Friday, November 30, 2001
Grading papers not a federal case
The Supreme Court spent Wednesday morning remembering their dear old golden school days as they tried to focus on the merits of Falvo vs. Owasso Schools.
I hope the justices wondered why something that should have been dealt with in a parent-teacher conference ended up in the Supreme Court.
Kristja Falvo is a mother of three from Oklahoma. In 1997, her sixth-grade son, who had a learning disability that made him a slow reader, was embarrassed in class. His teacher routinely had students exchange and correct each other's papers. The teacher then had the students call out their classmates' scores, which she marked down in her grading book. Ms. Falvo's son was humiliated because classmates teased him about his poor grades.
A reasonable solution would have been for Ms. Falvo to meet with the teacher and suggest a less public way to record grades. If the teacher was too obtuse to see the problem, the next reasonable step would be a conference with the principal. The focus should have been, Hey, we have a child here having a problem. How can we fix that?
Instead, everybody made a federal case out of it a big federal case.

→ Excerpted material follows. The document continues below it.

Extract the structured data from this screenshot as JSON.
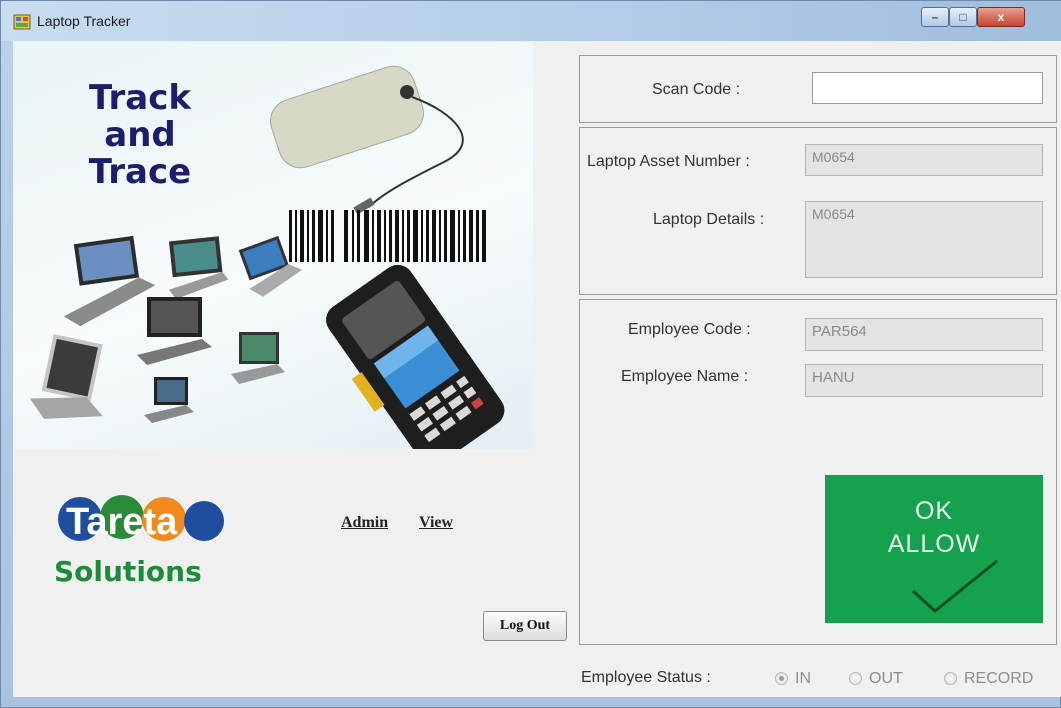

In 1998, Ms. Falvo sued Owasso Independent School District, claiming test-swapping violated a federal law that requires educational records be kept private. The trial judge ruled the 1974 Family Education and Privacy Act didn't cover such routine stuff as homework and daily quizzes. Ms. Falvo won an appeal by claiming paper swapping is a civil rights violation.
So now the case is before the Supremes. Troops of lawyers have turned it into a battle between the sovereignty of local schools and the might of the federal government. Who cares about one little sixth grader?
If the Supreme Court puts dunce caps on everybody and orders them to stay after school and wash chalkboards, I will stick a gold star on the justices' permanent records.